To us, the phrase, "man from tomorrow," instantly suggests a time traveller but what would it mean to a Jute? Tomorrow is not a place so how could anyone come from it? Would the phrase be as meaningless as, e.g., "man from white" or "man from thirteen"?

Time Patrolman Manson Everard claims to be a visitor with news that will interest the great wizard:

"'Tell him, "Man from tomorrow." 'Tis a password. Got it?'
"'It makes not sense,' complained the guard.
"'Passwords need not make sense,' said Everard with hauteur.
"The Jute clanked off, shaking his head dolefully. All these newfangled notions!"
-Poul Anderson, "Time Patrol" IN Anderson, Time Patrol (Riverdale, NY, 2006), pp. 1-53 AT p. 36.

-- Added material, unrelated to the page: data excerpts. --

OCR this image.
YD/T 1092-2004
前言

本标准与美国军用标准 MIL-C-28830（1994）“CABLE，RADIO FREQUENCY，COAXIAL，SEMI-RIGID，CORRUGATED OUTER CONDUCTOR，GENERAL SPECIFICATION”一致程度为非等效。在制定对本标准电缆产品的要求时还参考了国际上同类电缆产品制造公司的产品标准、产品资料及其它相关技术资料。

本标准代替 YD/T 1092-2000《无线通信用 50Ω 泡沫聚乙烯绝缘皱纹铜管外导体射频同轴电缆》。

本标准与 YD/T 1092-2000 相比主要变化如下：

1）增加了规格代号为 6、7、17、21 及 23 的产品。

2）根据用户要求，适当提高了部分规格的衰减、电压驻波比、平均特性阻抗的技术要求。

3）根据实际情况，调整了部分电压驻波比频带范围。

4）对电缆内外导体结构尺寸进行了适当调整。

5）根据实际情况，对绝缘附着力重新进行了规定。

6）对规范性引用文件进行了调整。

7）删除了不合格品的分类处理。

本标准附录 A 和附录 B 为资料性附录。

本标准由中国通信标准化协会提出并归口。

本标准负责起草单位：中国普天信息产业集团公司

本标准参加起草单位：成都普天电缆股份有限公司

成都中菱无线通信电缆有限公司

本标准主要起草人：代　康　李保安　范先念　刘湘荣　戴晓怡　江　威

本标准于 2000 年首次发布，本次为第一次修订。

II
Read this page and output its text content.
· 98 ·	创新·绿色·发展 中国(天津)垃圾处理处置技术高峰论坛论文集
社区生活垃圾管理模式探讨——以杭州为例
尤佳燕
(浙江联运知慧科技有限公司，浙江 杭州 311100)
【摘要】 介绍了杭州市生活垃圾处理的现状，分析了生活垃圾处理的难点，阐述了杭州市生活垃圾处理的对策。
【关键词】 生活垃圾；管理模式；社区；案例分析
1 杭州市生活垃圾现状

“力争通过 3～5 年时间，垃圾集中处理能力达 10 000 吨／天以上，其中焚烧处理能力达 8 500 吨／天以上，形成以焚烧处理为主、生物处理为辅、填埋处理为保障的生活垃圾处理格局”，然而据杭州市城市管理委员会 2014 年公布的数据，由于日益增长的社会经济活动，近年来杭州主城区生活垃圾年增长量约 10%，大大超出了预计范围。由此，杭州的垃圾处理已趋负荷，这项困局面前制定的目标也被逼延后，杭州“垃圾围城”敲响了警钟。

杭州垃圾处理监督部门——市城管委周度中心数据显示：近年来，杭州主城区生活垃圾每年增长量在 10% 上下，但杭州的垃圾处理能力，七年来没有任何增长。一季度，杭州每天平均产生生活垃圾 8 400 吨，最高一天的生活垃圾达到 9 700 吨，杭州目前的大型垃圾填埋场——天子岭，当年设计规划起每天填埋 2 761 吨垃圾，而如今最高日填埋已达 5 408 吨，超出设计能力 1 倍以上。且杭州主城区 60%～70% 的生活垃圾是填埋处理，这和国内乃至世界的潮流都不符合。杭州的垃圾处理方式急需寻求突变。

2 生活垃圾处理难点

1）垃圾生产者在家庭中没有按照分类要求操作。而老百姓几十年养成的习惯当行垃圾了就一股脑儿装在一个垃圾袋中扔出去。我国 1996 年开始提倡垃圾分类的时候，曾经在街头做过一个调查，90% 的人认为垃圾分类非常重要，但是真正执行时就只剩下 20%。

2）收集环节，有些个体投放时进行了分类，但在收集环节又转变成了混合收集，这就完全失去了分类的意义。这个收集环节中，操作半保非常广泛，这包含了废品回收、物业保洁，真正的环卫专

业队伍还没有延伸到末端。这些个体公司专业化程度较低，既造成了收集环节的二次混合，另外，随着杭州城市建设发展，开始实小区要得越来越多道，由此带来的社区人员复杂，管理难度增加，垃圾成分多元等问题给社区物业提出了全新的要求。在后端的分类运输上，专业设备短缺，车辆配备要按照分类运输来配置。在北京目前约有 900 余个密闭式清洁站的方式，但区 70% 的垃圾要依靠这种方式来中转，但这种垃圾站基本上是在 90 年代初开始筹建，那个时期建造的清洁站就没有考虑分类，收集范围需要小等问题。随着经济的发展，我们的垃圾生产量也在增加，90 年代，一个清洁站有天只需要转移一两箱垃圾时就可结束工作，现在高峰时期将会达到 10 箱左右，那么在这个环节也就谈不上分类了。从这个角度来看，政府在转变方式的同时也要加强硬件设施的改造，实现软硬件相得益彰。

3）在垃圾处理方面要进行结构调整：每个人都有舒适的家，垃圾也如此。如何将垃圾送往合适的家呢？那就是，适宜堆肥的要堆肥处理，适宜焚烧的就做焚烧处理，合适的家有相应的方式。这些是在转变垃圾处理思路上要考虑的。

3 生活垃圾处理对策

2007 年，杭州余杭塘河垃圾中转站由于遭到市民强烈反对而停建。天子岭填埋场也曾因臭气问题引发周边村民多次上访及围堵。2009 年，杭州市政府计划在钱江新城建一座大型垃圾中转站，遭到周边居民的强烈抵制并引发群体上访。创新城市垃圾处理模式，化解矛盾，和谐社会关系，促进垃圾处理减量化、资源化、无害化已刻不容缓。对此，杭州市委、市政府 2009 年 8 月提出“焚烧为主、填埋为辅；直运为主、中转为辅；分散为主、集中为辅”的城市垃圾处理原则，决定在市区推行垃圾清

The Jute does not know the half of it! But, whether or not there are time travellers around, we are always surrounded by newfangled ideas. Ideas being thought now will shape the future. Ideas implicit in current thought will be articulated later. People will look back and say, "This started back then although no one living then knew the implications."


Sean M. Brooks said...

Kaor, Paul!

I had to smile when I read this amusing bit you quoted from "Time Patrol." So apt and true! And one idea I hope so much will soon be true is that the way SF writers and fans talk about FTL drives will lead to the invention of a real FTL drive!


S.M. Stirling said...

The image of time as a river down which one makes a journey is very old -- I think it may be built into the structure of the Indo-European languages, at least.

Sean M. Brooks said...

Dear Mr. Stirling,

I was also reminded of how St. Bede, in his HISTORY OF THE ENGLISH CHURCH AND PEOPLE, had an Anglo/Saxon convert to Christianity comparing a human life span to a bird which at night flew into a lit chieftain's hall and flew out again into the night. The former pagan's thought was that humans at one time did not exist and then the pagan gods gave no real insights or consolations about what happened after death.